Tamaro, des anges et des pierres

Affiche Tamaro, des anges et des pierres
Réalisé par Villi Hermann
Pays de production Suisse
Année 1998
Durée
Genre Documentaire
Acteurs Jennifer Peedom
N° cinéfeuilles 382

Critique

Un documentaire suisse dit la puissance sacrée de l'art.

Le film suit Mario Botta et Enzo Cucchi pendant la construction de leur chapelle sur le Monte Tamaro, entre tourisme et plénitude.

«Pendant quatre ans, explique Villi Hermann, j'ai suivi l'architecte Mario Botta et le peintre Enzo Cucchi. Ils réalisent leur rêve de bâtir une chapelle sur un alpage en Suisse italienne. Ils travaillent gratuitement, rares sont de tels gestes tout comme de telles occasions. Je suis fasciné par ces deux artistes qui créent en symbiose.» L'aventure s'est déroulée selon le rythme naturel des saisons, et en complément à un paysage contradictoire, fait de skieurs arrivant par les remontées mécaniques, et de l'immuable silence de la montagne. Le Monte Tamaro n'a pas été gâté par ses touristes et, lorsque la neige disparaît aux abords de la belle saison, l'alpage ne retrouve pas véritablement son attrait. Sauf que, dorénavant, il devient un lieu de pèlerinage pour toutes les prières d'aujourd'hui. Mario Botta a voulu prolonger ce paysage abîmé, lui donner une nouvelle force. Il s'est associé à Enzo Cucchi et ils ont travaillé le doute dans le doute, l'espoir dans l'espoir.

On connaît l'architecte suisse qui s'inscrit dans la longue tradition des constructeurs tessinois. Le peintre, lui, est italien. On peut voir ses oeuvres dans plusieurs musées aux Etats-Unis, en Amérique latine, à Berlin, à Stockholm. Né près d'Ancôme, il est un enfant de la mer et se plonge dans ses images aux lumières fluctuantes pour les amener à la montagne. Invité à partager leur travail, le compositeur Paul Giger poursuit à leurs côtés sa propre recherche, elle permettra de mesurer la qualité acoustique. C'est ainsi que naît un oratorio, enregistré dans l'église encore en construction. Enfin, Villi Hermann et ses coéquipiers, Hugues Ryffel et Hans Stürm à la caméra, signent le journal de cette construction. Ils suivent l'architecte sur sa montagne, le peintre dans son atelier de Rome et de retour à l'alpage au moment de poser ses fresques, son équipe qui a fouillé dans les techniques anciennes, celle de l'abbaye de Padula, près de Naples en particulier.

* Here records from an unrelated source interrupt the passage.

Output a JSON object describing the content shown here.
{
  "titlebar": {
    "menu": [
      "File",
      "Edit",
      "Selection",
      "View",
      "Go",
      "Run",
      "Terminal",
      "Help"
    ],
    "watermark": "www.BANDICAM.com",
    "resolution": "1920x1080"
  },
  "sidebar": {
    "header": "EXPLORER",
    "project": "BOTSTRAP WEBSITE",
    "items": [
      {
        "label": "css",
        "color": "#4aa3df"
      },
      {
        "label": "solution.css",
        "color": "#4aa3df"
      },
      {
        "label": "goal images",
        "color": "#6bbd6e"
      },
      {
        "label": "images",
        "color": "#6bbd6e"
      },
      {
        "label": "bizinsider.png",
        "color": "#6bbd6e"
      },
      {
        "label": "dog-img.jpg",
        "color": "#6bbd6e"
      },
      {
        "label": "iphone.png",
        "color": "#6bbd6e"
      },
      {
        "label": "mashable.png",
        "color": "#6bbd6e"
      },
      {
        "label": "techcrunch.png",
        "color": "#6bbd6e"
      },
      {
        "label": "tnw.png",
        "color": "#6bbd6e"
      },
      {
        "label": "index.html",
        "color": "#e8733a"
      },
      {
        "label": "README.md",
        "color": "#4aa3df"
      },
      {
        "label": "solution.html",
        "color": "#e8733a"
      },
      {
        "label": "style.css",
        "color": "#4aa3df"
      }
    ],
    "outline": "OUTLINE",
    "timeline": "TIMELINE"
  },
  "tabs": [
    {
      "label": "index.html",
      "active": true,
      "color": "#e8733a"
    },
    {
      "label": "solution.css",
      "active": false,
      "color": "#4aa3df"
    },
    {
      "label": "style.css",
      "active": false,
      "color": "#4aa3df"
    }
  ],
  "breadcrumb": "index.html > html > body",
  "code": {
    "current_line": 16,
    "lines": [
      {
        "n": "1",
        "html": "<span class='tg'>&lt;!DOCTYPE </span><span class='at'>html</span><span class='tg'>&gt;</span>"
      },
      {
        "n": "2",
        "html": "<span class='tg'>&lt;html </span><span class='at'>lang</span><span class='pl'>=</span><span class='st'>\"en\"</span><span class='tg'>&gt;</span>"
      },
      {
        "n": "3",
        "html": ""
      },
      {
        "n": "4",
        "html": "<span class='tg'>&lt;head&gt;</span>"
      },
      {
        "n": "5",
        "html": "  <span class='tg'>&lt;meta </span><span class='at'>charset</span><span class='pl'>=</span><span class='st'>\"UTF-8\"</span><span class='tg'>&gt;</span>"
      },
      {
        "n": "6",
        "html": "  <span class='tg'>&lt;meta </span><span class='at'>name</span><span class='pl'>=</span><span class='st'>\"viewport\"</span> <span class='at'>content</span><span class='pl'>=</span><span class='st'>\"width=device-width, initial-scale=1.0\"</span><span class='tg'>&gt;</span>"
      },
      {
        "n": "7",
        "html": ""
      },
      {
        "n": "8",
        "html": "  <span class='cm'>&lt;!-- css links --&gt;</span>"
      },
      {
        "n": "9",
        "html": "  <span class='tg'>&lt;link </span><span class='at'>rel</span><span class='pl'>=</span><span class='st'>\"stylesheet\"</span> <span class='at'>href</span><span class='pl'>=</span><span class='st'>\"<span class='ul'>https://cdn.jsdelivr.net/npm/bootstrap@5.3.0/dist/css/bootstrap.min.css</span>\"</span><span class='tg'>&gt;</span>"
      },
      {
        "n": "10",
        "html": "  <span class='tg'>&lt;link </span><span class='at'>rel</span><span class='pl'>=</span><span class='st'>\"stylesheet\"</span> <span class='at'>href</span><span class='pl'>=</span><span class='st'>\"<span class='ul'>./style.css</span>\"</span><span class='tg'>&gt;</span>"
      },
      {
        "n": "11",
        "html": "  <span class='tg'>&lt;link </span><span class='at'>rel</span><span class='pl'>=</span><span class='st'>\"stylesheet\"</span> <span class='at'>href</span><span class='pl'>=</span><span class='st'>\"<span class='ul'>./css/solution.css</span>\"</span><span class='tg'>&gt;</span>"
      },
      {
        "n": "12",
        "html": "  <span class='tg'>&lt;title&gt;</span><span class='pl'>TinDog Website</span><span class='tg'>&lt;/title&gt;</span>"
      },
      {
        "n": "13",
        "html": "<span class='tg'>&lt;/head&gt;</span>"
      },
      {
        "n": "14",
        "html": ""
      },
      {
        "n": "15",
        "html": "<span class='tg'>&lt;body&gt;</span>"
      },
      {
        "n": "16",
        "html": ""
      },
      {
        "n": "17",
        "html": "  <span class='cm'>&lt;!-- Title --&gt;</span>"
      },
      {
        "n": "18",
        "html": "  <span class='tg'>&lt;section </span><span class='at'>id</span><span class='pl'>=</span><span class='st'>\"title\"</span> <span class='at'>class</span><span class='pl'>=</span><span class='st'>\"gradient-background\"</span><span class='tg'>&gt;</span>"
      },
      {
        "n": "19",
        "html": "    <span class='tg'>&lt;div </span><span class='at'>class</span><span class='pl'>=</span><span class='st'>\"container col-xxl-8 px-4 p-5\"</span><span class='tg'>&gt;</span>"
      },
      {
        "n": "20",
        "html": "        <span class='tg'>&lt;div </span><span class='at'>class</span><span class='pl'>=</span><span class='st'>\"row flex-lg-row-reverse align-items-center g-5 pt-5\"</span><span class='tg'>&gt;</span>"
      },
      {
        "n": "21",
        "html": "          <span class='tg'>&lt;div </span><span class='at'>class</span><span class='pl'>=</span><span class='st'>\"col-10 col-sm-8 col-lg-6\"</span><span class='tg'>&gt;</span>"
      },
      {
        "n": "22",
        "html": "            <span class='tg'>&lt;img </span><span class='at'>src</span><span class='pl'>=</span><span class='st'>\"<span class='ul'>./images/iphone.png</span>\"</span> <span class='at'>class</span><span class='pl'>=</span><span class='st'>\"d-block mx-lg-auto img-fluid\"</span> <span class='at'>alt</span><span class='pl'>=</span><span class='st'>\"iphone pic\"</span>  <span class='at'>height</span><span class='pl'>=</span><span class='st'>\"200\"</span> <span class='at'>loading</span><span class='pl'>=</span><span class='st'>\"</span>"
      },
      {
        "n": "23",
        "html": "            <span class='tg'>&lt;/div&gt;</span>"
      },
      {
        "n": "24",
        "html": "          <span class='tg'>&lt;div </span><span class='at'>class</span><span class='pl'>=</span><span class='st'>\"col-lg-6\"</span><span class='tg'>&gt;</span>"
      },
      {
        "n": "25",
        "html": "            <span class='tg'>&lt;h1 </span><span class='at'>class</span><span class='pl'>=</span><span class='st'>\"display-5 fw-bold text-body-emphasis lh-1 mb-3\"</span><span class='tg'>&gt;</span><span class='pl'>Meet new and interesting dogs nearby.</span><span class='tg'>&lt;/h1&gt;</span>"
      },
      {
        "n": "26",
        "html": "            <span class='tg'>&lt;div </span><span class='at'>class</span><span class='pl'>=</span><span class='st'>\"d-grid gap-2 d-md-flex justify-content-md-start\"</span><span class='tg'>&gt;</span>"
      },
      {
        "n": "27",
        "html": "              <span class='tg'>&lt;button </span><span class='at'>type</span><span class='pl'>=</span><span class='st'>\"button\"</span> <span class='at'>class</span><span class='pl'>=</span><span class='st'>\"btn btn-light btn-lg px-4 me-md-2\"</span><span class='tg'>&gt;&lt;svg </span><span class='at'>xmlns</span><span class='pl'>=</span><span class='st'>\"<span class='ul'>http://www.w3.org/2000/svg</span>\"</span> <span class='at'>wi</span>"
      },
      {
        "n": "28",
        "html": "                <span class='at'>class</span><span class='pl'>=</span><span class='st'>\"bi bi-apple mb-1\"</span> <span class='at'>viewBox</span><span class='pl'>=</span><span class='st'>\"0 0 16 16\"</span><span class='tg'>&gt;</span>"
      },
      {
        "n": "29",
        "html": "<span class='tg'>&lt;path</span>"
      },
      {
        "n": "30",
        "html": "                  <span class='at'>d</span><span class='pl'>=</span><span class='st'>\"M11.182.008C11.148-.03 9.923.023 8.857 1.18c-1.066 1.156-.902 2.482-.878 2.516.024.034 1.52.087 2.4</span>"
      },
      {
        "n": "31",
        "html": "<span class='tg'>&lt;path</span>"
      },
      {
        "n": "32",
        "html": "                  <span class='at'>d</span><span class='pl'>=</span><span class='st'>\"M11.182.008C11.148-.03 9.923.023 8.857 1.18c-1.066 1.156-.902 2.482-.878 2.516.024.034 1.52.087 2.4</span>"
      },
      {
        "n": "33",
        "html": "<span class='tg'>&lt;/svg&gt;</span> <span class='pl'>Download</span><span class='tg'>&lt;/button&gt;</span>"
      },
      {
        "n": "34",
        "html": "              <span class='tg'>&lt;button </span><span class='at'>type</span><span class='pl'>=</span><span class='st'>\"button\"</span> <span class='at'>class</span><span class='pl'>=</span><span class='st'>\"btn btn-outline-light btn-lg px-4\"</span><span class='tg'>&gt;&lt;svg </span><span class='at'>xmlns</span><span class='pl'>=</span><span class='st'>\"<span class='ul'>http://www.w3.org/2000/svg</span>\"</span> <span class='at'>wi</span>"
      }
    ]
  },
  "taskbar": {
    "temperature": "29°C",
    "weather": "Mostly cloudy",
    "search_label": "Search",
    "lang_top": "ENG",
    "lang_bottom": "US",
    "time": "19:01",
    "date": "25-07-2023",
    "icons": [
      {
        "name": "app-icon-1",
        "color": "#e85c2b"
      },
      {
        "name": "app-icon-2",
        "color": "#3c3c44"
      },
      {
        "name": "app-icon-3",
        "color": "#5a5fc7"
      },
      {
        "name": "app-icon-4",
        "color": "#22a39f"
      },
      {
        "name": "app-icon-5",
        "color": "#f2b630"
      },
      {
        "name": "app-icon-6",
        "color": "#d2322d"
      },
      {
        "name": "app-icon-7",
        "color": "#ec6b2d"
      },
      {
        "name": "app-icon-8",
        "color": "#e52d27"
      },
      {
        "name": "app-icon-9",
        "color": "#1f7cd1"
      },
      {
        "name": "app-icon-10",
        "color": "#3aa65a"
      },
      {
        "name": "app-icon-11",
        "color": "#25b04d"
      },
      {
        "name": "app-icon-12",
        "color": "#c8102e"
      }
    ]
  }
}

Et, voulant témoigner d'un travail encadré par les saisons, ils s'associent sans le vouloir, ou du moins sans le montrer, à l'architecte, au peintre, au musicien. On dirait que la chapelle et les fresques en chantier se donnent au cinéaste pour le plaisir d'entrer dans le tableau. Les images magnifiques, la pureté de la musique, la vérité des artistes et leur témoignage tantôt inquiet tantôt convaincu constituent une oeuvre à part entière. Jusqu'à cette méditation de haute volée qui montre une fois de plus la force sacrée de l'art et la puissance de motivation qu'il représente pour la réalisation de l'être humain.